かなり悪いオヤジ

舞妓はレディのかなり悪いオヤジのレビュー・感想・評価

舞妓はレディ(2014年製作の映画)
3.4
無理やりなタイトル、きっつい訛り(津軽弁&鹿児島弁)の田舎娘、言語学教授、そして、極めつけはミュージカルという飛び道具まで使っている、変てこりんな映画なのだ。これはなんかあるなとWikipediaを調べてみると、オードリー・ヘップバーン主演のヒット・ミュージカル『マイ・フェア・レディ』の舞妓さんバージョンであることが判明し、スッキリ。タイトルはオリジナルの文字りやて、かなわんわ。

舞妓を目指して上京してきた主演の上白石萌音がお色気レスな代わりに、周防監督の愛妻草刈民代の熟女フェロモンが半端ない。冒頭、緋牡丹が刺青された肩をはだけたかと思えば、これがまさかの金のしゃちほこポーズ♥️、さらに、日本舞踊からのフラメンコで豊乳を左右に激しく揺らす大サービス付きだ。さすが日活ロマンポルノ出身の周防監督、エロ描写には確かな技術力を感じるのである、ほんまに。

オリジナルの『マイ・フェア・レディ』も確か『ピグマリオン』というバーナード・ショーの戯曲が元ネタになっていて、その『ピグマリオン』もまたギリシャ神話が元ネタになっているらしい。要するにリメイクしやすい題材なのだ。彫刻家のピグマリオンが自分の彫った女の彫像に恋をして、側を離れられなくなってしまう一種のフェティシズムをテーマにしている。言い換えると“自分好みの女に育てあげる”という、フェミニストが聴いたら卒倒しそうなマチズモ的意図が背後に隠されているのである、うそやろ。
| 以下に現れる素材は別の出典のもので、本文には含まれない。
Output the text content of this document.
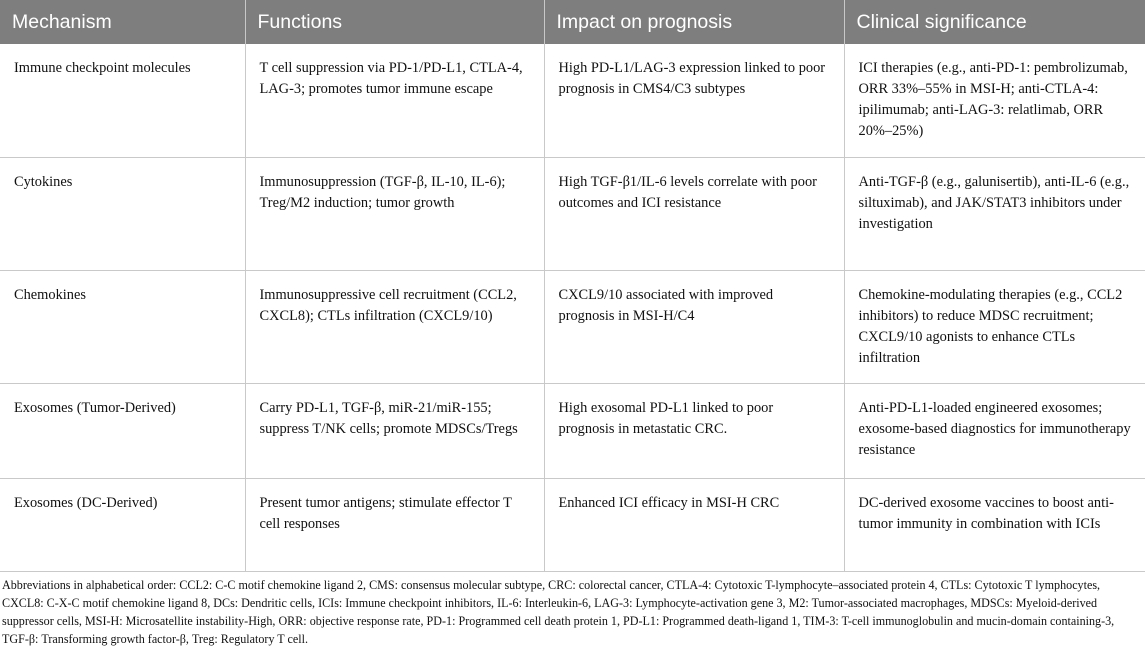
Mechanism	Functions	Impact on prognosis	Clinical significance
Immune checkpoint molecules	T cell suppression via PD-1/PD-L1, CTLA-4, LAG-3; promotes tumor immune escape	High PD-L1/LAG-3 expression linked to poor prognosis in CMS4/C3 subtypes	ICI therapies (e.g., anti-PD-1: pembrolizumab, ORR 33%–55% in MSI-H; anti-CTLA-4: ipilimumab; anti-LAG-3: relatlimab, ORR 20%–25%)
Cytokines	Immunosuppression (TGF-β, IL-10, IL-6); Treg/M2 induction; tumor growth	High TGF-β1/IL-6 levels correlate with poor outcomes and ICI resistance	Anti-TGF-β (e.g., galunisertib), anti-IL-6 (e.g., siltuximab), and JAK/STAT3 inhibitors under investigation
Chemokines	Immunosuppressive cell recruitment (CCL2, CXCL8); CTLs infiltration (CXCL9/10)	CXCL9/10 associated with improved prognosis in MSI-H/C4	Chemokine-modulating therapies (e.g., CCL2 inhibitors) to reduce MDSC recruitment; CXCL9/10 agonists to enhance CTLs infiltration
Exosomes (Tumor-Derived)	Carry PD-L1, TGF-β, miR-21/miR-155; suppress T/NK cells; promote MDSCs/Tregs	High exosomal PD-L1 linked to poor prognosis in metastatic CRC.	Anti-PD-L1-loaded engineered exosomes; exosome-based diagnostics for immunotherapy resistance
Exosomes (DC-Derived)	Present tumor antigens; stimulate effector T cell responses	Enhanced ICI efficacy in MSI-H CRC	DC-derived exosome vaccines to boost anti-tumor immunity in combination with ICIs
Abbreviations in alphabetical order: CCL2: C-C motif chemokine ligand 2, CMS: consensus molecular subtype, CRC: colorectal cancer, CTLA-4: Cytotoxic T-lymphocyte–associated protein 4, CTLs: Cytotoxic T lymphocytes, CXCL8: C-X-C motif chemokine ligand 8, DCs: Dendritic cells, ICIs: Immune checkpoint inhibitors, IL-6: Interleukin-6, LAG-3: Lymphocyte-activation gene 3, M2: Tumor-associated macrophages, MDSCs: Myeloid-derived suppressor cells, MSI-H: Microsatellite instability-High, ORR: objective response rate, PD-1: Programmed cell death protein 1, PD-L1: Programmed death-ligand 1, TIM-3: T-cell immunoglobulin and mucin-domain containing-3, TGF-β: Transforming growth factor-β, Treg: Regulatory T cell.
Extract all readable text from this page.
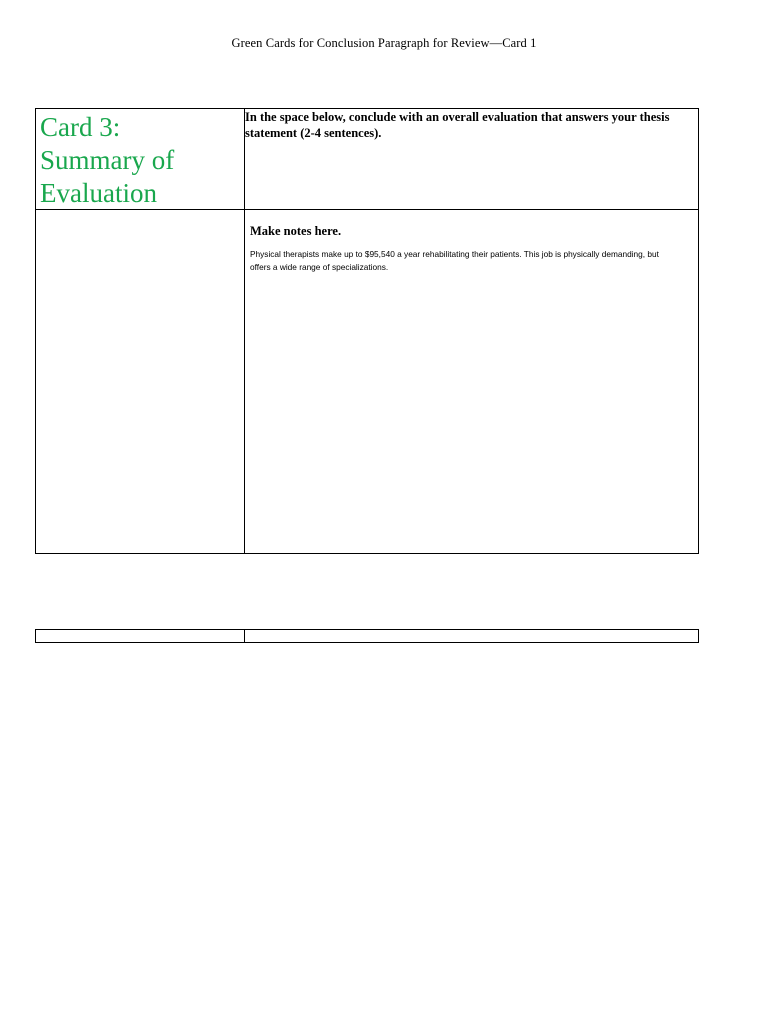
Green Cards for Conclusion Paragraph for Review—Card 1
Card 3:
Summary of
Evaluation	In the space below, conclude with an overall evaluation that answers your thesis statement (2-4 sentences).

	Make notes here.
Physical therapists make up to $95,540 a year rehabilitating their patients. This job is physically demanding, but offers a wide range of specializations.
『マイ・フェア・レディ』をご覧になっておわかりのように、元ネタはレックス・ハリソン演じる言語学教授が、オードリー・ヘップバーン演じる田舎娘の発音を矯正するため、かなりサディスティックなレッスンを施すのである。ヘップバーンにお預けをくらわしたお菓子を九官鳥に与えたり、正しい発音をすると🔥が激しく吹き上がるヘンテコな装置でヘップバーンが火傷しそうになったり、飴玉をいくつも口に頬張らせたり、やりたい放題なのである、いけずやなぁ。
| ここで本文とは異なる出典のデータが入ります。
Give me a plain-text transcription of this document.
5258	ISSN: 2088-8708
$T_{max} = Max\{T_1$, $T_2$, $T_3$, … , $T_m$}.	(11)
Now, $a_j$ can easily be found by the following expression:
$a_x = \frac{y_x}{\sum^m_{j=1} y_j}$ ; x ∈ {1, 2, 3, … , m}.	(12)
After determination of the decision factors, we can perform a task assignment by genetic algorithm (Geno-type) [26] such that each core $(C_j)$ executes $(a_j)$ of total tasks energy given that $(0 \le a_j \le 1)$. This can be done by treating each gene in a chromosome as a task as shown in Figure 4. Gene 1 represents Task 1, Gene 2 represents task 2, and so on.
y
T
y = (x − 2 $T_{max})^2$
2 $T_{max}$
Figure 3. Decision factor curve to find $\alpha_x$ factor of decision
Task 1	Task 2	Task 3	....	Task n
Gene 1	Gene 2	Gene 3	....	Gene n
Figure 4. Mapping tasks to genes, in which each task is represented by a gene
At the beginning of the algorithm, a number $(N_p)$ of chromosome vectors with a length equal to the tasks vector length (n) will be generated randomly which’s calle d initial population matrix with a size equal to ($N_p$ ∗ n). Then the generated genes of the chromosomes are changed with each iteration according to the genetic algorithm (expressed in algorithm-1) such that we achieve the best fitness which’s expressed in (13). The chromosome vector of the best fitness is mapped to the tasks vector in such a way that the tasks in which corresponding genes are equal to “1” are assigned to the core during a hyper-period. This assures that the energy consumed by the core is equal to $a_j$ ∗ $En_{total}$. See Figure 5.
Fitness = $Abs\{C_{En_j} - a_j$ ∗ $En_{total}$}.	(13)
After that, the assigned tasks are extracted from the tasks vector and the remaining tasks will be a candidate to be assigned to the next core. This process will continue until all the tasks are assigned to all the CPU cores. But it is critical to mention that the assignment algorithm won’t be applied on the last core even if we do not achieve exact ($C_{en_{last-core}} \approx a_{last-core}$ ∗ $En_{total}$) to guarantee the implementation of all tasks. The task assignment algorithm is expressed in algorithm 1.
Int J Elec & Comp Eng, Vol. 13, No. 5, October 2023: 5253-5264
その点、本作の“ゴキブリはん”こと言語学教授役の長谷川博己はかなりジェントルマンで優しいキャラ。舞妓はーんになるための厳しい修行は、踊りのおっ師匠はん中村久美に引き継がれているのである。「御居処(お尻)を落として💢」舞妓としての技術がなかなか身に付かない不器用な上白石萌音を激しく叱責するのである。ストレスがたまってイップスで声が出なくなってしまう萌音。イジメられキャラとしては上々の出来で、この点では合格点をあげてもいいだろう、おきばりやす。
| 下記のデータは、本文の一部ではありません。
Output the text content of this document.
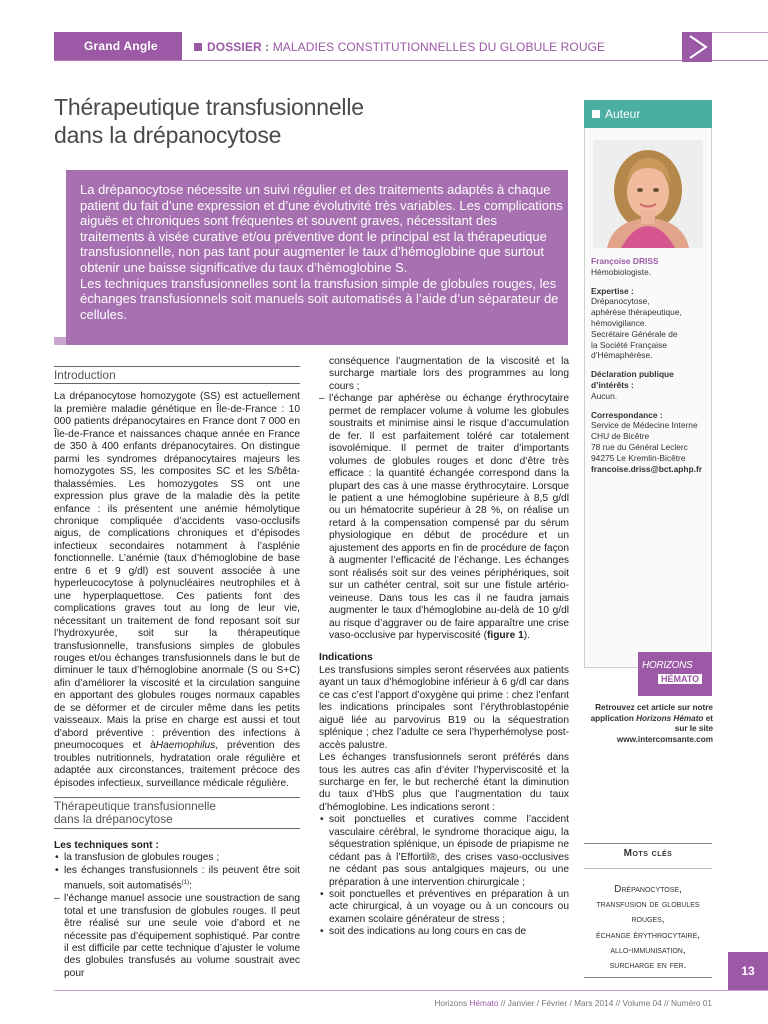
Grand Angle	DOSSIER : MALADIES CONSTITUTIONNELLES DU GLOBULE ROUGE
Thérapeutique transfusionnelle
dans la drépanocytose

La drépanocytose nécessite un suivi régulier et des traitements adaptés à chaque patient du fait d’une expression et d’une évolutivité très variables. Les complications aiguës et chroniques sont fréquentes et souvent graves, nécessitant des traitements à visée curative et/ou préventive dont le principal est la thérapeutique transfusionnelle, non pas tant pour augmenter le taux d’hémoglobine que surtout obtenir une baisse significative du taux d’hémoglobine S.

Les techniques transfusionnelles sont la transfusion simple de globules rouges, les échanges transfusionnels soit manuels soit automatisés à l’aide d’un séparateur de cellules.

Introduction

La drépanocytose homozygote (SS) est actuellement la première maladie génétique en Île-de-France : 10 000 patients drépanocytaires en France dont 7 000 en Île-de-France et naissances chaque année en France de 350 à 400 enfants drépanocytaires. On distingue parmi les syndromes drépanocytaires majeurs les homozygotes SS, les composites SC et les S/bêta-thalassémies. Les homozygotes SS ont une expression plus grave de la maladie dès la petite enfance : ils présentent une anémie hémolytique chronique compliquée d’accidents vaso-occlusifs aigus, de complications chroniques et d’épisodes infectieux secondaires notamment à l’asplénie fonctionnelle. L’anémie (taux d’hémoglobine de base entre 6 et 9 g/dl) est souvent associée à une hyperleucocytose à polynucléaires neutrophiles et à une hyperplaquettose. Ces patients font des complications graves tout au long de leur vie, nécessitant un traitement de fond reposant soit sur l’hydroxyurée, soit sur la thérapeutique transfusionnelle, transfusions simples de globules rouges et/ou échanges transfusionnels dans le but de diminuer le taux d’hémoglobine anormale (S ou S+C) afin d’améliorer la viscosité et la circulation sanguine en apportant des globules rouges normaux capables de se déformer et de circuler même dans les petits vaisseaux. Mais la prise en charge est aussi et tout d’abord préventive : prévention des infections à pneumocoques et àHaemophilus, prévention des troubles nutritionnels, hydratation orale régulière et adaptée aux circonstances, traitement précoce des épisodes infectieux, surveillance médicale régulière.

Thérapeutique transfusionnelle
dans la drépanocytose

Les techniques sont :

• la transfusion de globules rouges ;
• les échanges transfusionnels : ils peuvent être soit manuels, soit automatisés$^{(1)}$:
– l’échange manuel associe une soustraction de sang total et une transfusion de globules rouges. Il peut être réalisé sur une seule voie d’abord et ne nécessite pas d’équipement sophistiqué. Par contre il est difficile par cette technique d’ajuster le volume des globules transfusés au volume soustrait avec pour

conséquence l’augmentation de la viscosité et la surcharge martiale lors des programmes au long cours ;

– l’échange par aphérèse ou échange érythrocytaire permet de remplacer volume à volume les globules soustraits et minimise ainsi le risque d’accumulation de fer. Il est parfaitement toléré car totalement isovolémique. Il permet de traiter d’importants volumes de globules rouges et donc d’être très efficace : la quantité échangée correspond dans la plupart des cas à une masse érythrocytaire. Lorsque le patient a une hémoglobine supérieure à 8,5 g/dl ou un hématocrite supérieur à 28 %, on réalise un retard à la compensation compensé par du sérum physiologique en début de procédure et un ajustement des apports en fin de procédure de façon à augmenter l’efficacité de l’échange. Les échanges sont réalisés soit sur des veines périphériques, soit sur un cathéter central, soit sur une fistule artério-veineuse. Dans tous les cas il ne faudra jamais augmenter le taux d’hémoglobine au-delà de 10 g/dl au risque d’aggraver ou de faire apparaître une crise vaso-occlusive par hyperviscosité (figure 1).

Indications

Les transfusions simples seront réservées aux patients ayant un taux d’hémoglobine inférieur à 6 g/dl car dans ce cas c’est l’apport d’oxygène qui prime : chez l’enfant les indications principales sont l’érythroblastopénie aiguë liée au parvovirus B19 ou la séquestration splénique ; chez l’adulte ce sera l’hyperhémolyse post-accès palustre.

Les échanges transfusionnels seront préférés dans tous les autres cas afin d’éviter l’hyperviscosité et la surcharge en fer, le but recherché étant la diminution du taux d’HbS plus que l’augmentation du taux d’hémoglobine. Les indications seront :

• soit ponctuelles et curatives comme l’accident vasculaire cérébral, le syndrome thoracique aigu, la séquestration splénique, un épisode de priapisme ne cédant pas à l’Effortil®, des crises vaso-occlusives ne cédant pas sous antalgiques majeurs, ou une préparation à une intervention chirurgicale ;
• soit ponctuelles et préventives en préparation à un acte chirurgical, à un voyage ou à un concours ou examen scolaire générateur de stress ;
• soit des indications au long cours en cas de
Auteur

Françoise DRISS

Hémobiologiste.

Expertise :

Drépanocytose,

aphérèse thérapeutique,

hémovigilance.

Secrétaire Générale de

la Société Française

d’Hémaphérèse.

Déclaration publique d’intérêts :

Aucun.

Correspondance :

Service de Médecine Interne

CHU de Bicêtre

78 rue du Général Leclerc

94275 Le Kremlin-Bicêtre

francoise.driss@bct.aphp.fr

HORIZONS
HÉMATO
Retrouvez cet article sur notre
application Horizons Hémato et
sur le site www.intercomsante.com
Mots clés
Drépanocytose,
transfusion de globules
rouges,
échange érythrocytaire,
allo-immunisation,
surcharge en fer.	13
Horizons Hémato // Janvier / Février / Mars 2014 // Volume 04 // Numéro 01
長谷川博己のアシスタントをつとめる濱田岳が劇中指摘していた“水商売”としての後ろ暗さを全く描かなかったのは、やはり現在の日本の世相を表しているのだろうか。女を性奴隷としか見なしていない旦那衆がどこを探しても見当たらない、錚々たるベテラン俳優がカメオ出演していたにも関わらず、である。個人的には、花売り娘→売春婦に置き換えた『プリティ・ウーマン』や『マイ・ファニー・レディ』の方によりリアリティを感じるのだか、どうどすやろ。